Tyson has to report on its factory farm and fertilizer runoff to the U.S. Environmental Protection Agency, along with other corporate entities, who in turn composes a Toxic Release Inventory (TRI) report.
This report reveals that Tyson and its subsidiaries have already dumped 104 million pounds of pollutants into waterways from 2010 to 2014 – the second highest volume of toxic discharges reported to TRI for those years. This year’s report shows similar levels of toxic substances have been released into the world by Tyson.
Tyson releases mostly nitrate compounds, which can contribute to algal blooms and dead zones and also pose threats to human health, including “blue baby syndrome” for infants.

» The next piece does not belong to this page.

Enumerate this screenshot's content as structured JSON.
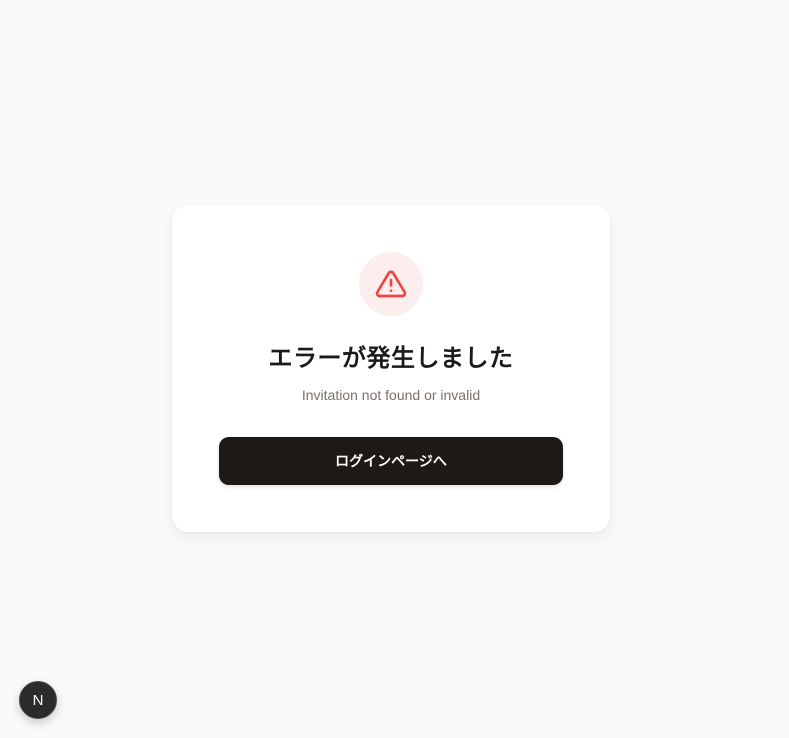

Michaele Birdsall, treasurer and deputy executive director of the American Baptist Home Mission Societies, which has been fighting to expose Tyson’s practices states:
“Water is more than a community issue; access to clean, refreshing, life-giving water is a human right. . . Because we continue to be as committed to the environmental and social performance of the companies in our investment portfolio as we are to their financial performance, we offer a resolution for a vote by all Tyson shareholders that addresses the availability of clean and safe water for all people. Corporate policies that protect water in communities where they operate are fundamental to corporations’ social responsibility to society.”
While there have been many petitions urging Tyson to stop torturing animals, maybe we should be focusing on stopping the company’s catastrophic environmental damage, as well.